Si sapeva, per esempio, che le persone con una maggior intelligenza emotiva godono in genere di migliori condizioni di salute e sono più soddisfatte, raggiungono maggiori traguardi sul lavoro e hanno meno problemi interpersonali.
Si procedette così con l’analisi di leader pubblici ai quali veniva attribuita una particolare capacità di riconoscere, capire e gestire le emozioni altrui. Tra di loro vi fu uno dei leader più influenti del XX secolo, niente meno che Adolf Hitler. Fu così che emerse una linea di ricerca che non viene spesso citata: il lato oscuro dell’intelligenza emotiva.

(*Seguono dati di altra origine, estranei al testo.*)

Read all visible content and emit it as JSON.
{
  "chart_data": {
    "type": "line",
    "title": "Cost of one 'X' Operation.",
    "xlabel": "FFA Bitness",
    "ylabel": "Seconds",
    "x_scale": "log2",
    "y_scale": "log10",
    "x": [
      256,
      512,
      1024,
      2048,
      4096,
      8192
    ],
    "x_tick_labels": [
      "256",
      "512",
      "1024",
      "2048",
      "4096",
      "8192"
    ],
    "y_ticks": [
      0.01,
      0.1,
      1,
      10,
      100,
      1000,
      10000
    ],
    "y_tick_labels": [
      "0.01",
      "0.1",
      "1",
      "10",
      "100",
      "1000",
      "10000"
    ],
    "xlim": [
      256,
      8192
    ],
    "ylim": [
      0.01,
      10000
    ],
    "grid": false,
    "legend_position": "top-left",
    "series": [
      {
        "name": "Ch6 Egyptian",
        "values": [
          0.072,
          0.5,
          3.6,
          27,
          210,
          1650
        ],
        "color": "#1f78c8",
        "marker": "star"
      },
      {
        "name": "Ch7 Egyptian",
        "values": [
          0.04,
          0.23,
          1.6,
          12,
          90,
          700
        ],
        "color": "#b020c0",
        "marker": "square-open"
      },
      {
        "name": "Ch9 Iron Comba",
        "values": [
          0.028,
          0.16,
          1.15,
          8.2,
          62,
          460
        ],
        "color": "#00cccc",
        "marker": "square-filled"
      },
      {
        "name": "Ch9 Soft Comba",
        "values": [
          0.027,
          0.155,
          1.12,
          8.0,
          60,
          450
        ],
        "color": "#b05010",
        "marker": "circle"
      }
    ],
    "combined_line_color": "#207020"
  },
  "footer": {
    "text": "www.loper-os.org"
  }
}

Il lato oscuro dell’intelligenza emotiva
Si dice che Adolf Hitler presentava un’intelligenza emotiva molto alta. Un’arma in più di cui servirsi per accrescere il suo potere, con le disastrose conseguenze note a tutti.
Questo sarebbe uno degli esempi più lampanti di come l’abilità di interpretare le emozioni, soprattutto quelle altrui, non sempre viene usata a fini nobili. Proprio questo aspetto ha destato l’interesse nel campo della ricerca sociale.
L’intelligenza emotiva è stata relazionata al narcisismo. Un gruppo di ricercatori austriaci valutò i livelli di intelligenza emotiva in 600 persone, scoprendo che chi otteneva un punteggio più alto tendeva ad “ammaliare” gli altri per tornaconto personale.
In un altro studio condotto nel Michigan è emerso che il narcisismo è strettamente relazionato alla capacità di riconoscere emozioni, fattore che oltre a essere essenziale per l’empatia, facilita anche la manipolazione.
Un altro studio effettuato presso l’Università di Toronto ha rivelato che esistono alte probabilità che una persona con una forte intelligenza emotiva metta in ridicolo gli altri allo scopo di ottenere un riconoscimento personale. Inoltre, un dato curioso ottenuto dallo stesso studio mostra che queste persone sono più abili nel riconoscere le emozioni negative rispetto a quelle positive.
Lo stesso studio indica che le persone dalle evidenti tendenze machiavelliche, ovvero i lavoratori disposti a sabotare gli altri per fare carriera, presentano maggiori livelli di intelligenza emotiva.
Conclusioni sul perché del lato oscuro dell’intelligenza emotiva
L’intelligenza emotiva permette di riconoscere e riflettere sulle emozioni proprie e altrui. È un’abilità importante per garantire il benessere, dando alle emozioni il ruolo che meritano. È cruciale per raggiungere i propri obiettivi, poiché influisce sulle altre capacità personali.
Nonostante ciò, non basta avere un’alta intelligenza emotiva per fare del bene a se stessi e agli altri; indirizzare questa capacità nella giusta direzione dipende da altri fattori personali, morali e contestuali.
Essere emotivamente intelligente non significa dunque avere una migliore gestione delle emozioni, bensì saperle riconoscere al meglio e doverle canalizzare nel migliore dei modi.